Fortaleza de Travnik: história da Cidade Velha e capital dos vizires
Contemple as formidáveis muralhas de pedra e as imponentes fortificações da Fortaleza de Travnik, também conhecida como Castelo de Stari Grad, que há séculos guarda o Vale do Lašva a partir da sua posição estratégica. Este local histórico resume uma história multifacetada, desde um bastião medieval bósnio até ao coração administrativo de uma província otomana.
Uma fortaleza ao longo do tempo
As origens da Fortaleza de Travnik remontam ao final do século XIV ou início do século XV. Terá sido construída sob o reinado dos reis bósnios Tvrtko II ou Ostoja como medida defensiva contra o avanço do Império Otomano. Mais tarde, o rei Estêvão Tomás iniciou a sua reconstrução e expansão. Apesar destas fortificações, o castelo foi sitiado e conquistado em 1463 pelas forças do sultão otomano Maomé II, marcando a queda do Reino da Bósnia.
Reconhecendo a sua importância estratégica, os otomanos continuaram a desenvolver e a expandir a fortaleza, acrescentando torres de vigia e outros elementos da arquitetura militar otomana. Durante séculos, serviu de bastião administrativo e militar. No século XVII, o seu principal papel defensivo diminuiu e algumas das suas partes foram reconvertidas em armazém e masmorra para prisioneiros políticos.
A capital dos vizires
Um momento crucial na história da cidade ocorreu em 1699. Depois de o Príncipe Eugénio de Saboia ter incendiado Sarajevo, a administração otomana mudou-se para Travnik. Durante os 150 anos seguintes, até 1850 ou 1851, Travnik serviu de capital da província otomana da Bósnia e foi a residência oficial de 77 vizires otomanos. Esta época transformou a cidade num centro diplomático cosmopolita, acolhendo consulados franceses e austríacos. Este período único de influência internacional numa cidade do interior da Bósnia foi imortalizado pelo prémio Nobel Ivo Andrić, natural de Travnik, no seu romance 'A Crónica de Travnik'.

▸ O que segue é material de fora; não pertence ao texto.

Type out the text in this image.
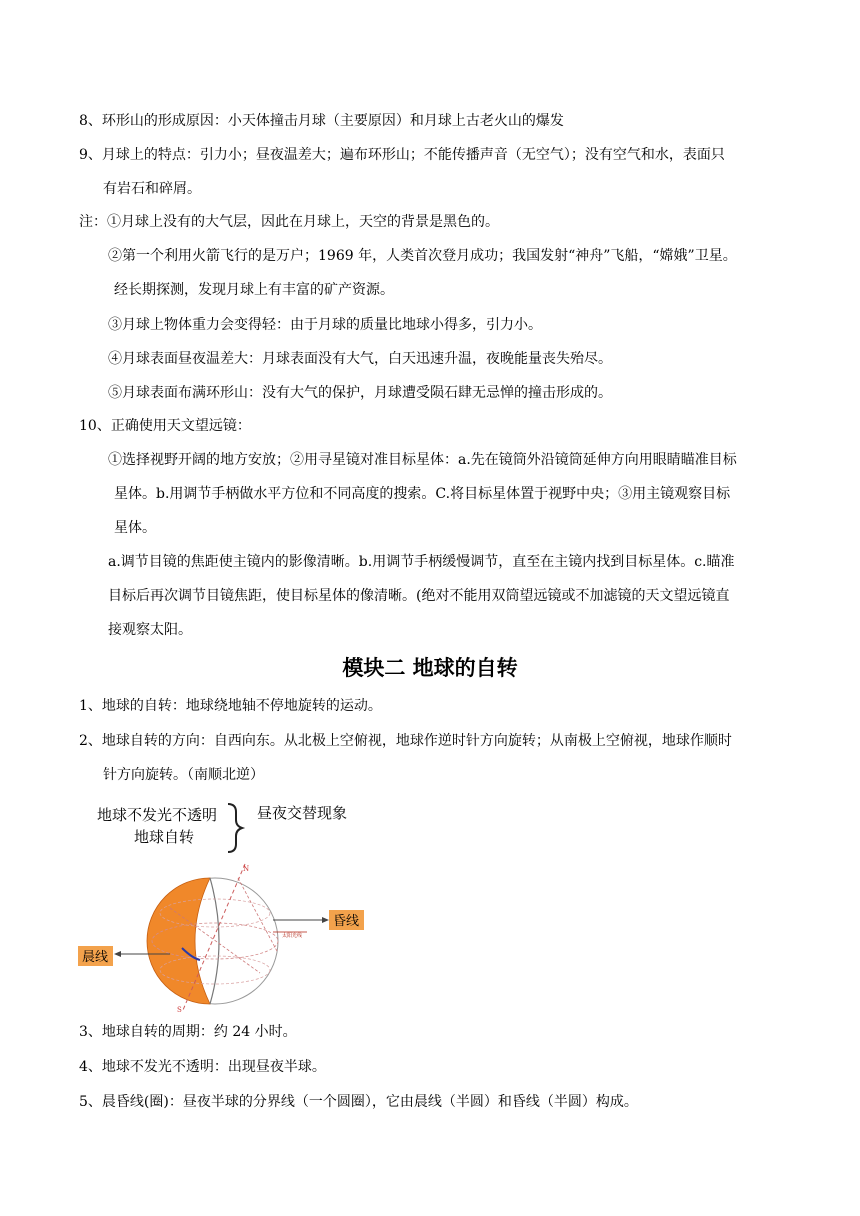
8、环形山的形成原因：小天体撞击月球（主要原因）和月球上古老火山的爆发
9、月球上的特点：引力小；昼夜温差大；遍布环形山；不能传播声音（无空气）；没有空气和水，表面只
有岩石和碎屑。
注：①月球上没有的大气层，因此在月球上，天空的背景是黑色的。
②第一个利用火箭飞行的是万户；1969 年，人类首次登月成功；我国发射“神舟”飞船，“嫦娥”卫星。
经长期探测，发现月球上有丰富的矿产资源。
③月球上物体重力会变得轻：由于月球的质量比地球小得多，引力小。
④月球表面昼夜温差大：月球表面没有大气，白天迅速升温，夜晚能量丧失殆尽。
⑤月球表面布满环形山：没有大气的保护，月球遭受陨石肆无忌惮的撞击形成的。
10、正确使用天文望远镜：
①选择视野开阔的地方安放；②用寻星镜对准目标星体：a.先在镜筒外沿镜筒延伸方向用眼睛瞄准目标
星体。b.用调节手柄做水平方位和不同高度的搜索。C.将目标星体置于视野中央；③用主镜观察目标
星体。
a.调节目镜的焦距使主镜内的影像清晰。b.用调节手柄缓慢调节，直至在主镜内找到目标星体。c.瞄准
目标后再次调节目镜焦距，使目标星体的像清晰。(绝对不能用双筒望远镜或不加滤镜的天文望远镜直
接观察太阳。
模块二 地球的自转
1、地球的自转：地球绕地轴不停地旋转的运动。
2、地球自转的方向：自西向东。从北极上空俯视，地球作逆时针方向旋转；从南极上空俯视，地球作顺时
针方向旋转。（南顺北逆）
地球不发光不透明
地球自转
昼夜交替现象
N
S
昏线
太阳光线
晨线
3、地球自转的周期：约 24 小时。
4、地球不发光不透明：出现昼夜半球。
5、晨昏线(圈)：昼夜半球的分界线（一个圆圈），它由晨线（半圆）和昏线（半圆）构成。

Arquitetura e pontos de interesse
A cidade velha de Travnik apresenta uma fascinante mistura de estilos arquitetónicos medievais, otomanos, mediterrânicos e austro-húngaros. Uma característica única da cidade são as suas duas torres do relógio do século XVIII, conhecidas como Sahat Kula, uma distinção que não se encontra em mais lado nenhum na Bósnia e Herzegovina. Dentro da própria fortaleza, um minarete de uma mesquita dedicado ao Sultão Maomé II, o Conquistador, está incorporado na muralha ocidental, um testemunho do seu passado otomano.
No sopé do vizinho Monte Vlašić, as nascentes de Plava Voda (Água Azul) oferecem uma experiência sensorial distinta. A água fresca, de um azul vibrante, corre por uma série de pequenas cascatas artificiais, criando um microclima refrescante e um ponto de encontro popular com cafés e restaurantes.
A fortaleza nos dias de hoje
Hoje, a Fortaleza de Travnik é uma importante atração cultural gerida pelo Museu Regional de Travnik. Alberga um pequeno museu com exposições etnográficas e mostras sobre a história da cidade. O planalto dentro das muralhas da fortaleza serve de palco para concertos, workshops e um Torneio Anual de Cavaleiros Medievais, que se realiza todos os meses de julho. Os visitantes podem explorar as bem preservadas muralhas e torres, desfrutando de vistas panorâmicas sobre a cidade e a paisagem circundante.
FAQ
Quando foi construída a Fortaleza de Travnik?
A Fortaleza de Travnik foi inicialmente construída no final do século XIV ou no início do século XV, provavelmente durante o reinado dos reis bósnios Tvrtko II ou Ostoja.
Porque é que Travnik é conhecida como a cidade dos vizires?
De 1699 a 1851, Travnik foi a capital da província otomana da Bósnia e serviu de residência a 77 vizires otomanos que governaram a região.
O que é que as torres do relógio de Travnik têm de especial?
Travnik é a única cidade na Bósnia e Herzegovina que tem duas torres do relógio do século XVIII (Sahat Kula). Antigamente, estavam sincronizadas com um relógio de sol.
Quem é o famoso laureado com o Nobel natural de Travnik?
Travnik é o berço de Ivo Andrić, que venceu o Prémio Nobel da Literatura em 1961. O seu romance 'A Crónica de Travnik' passa-se em Travnik durante a era napoleónica, quando a cidade era um centro de consulados estrangeiros.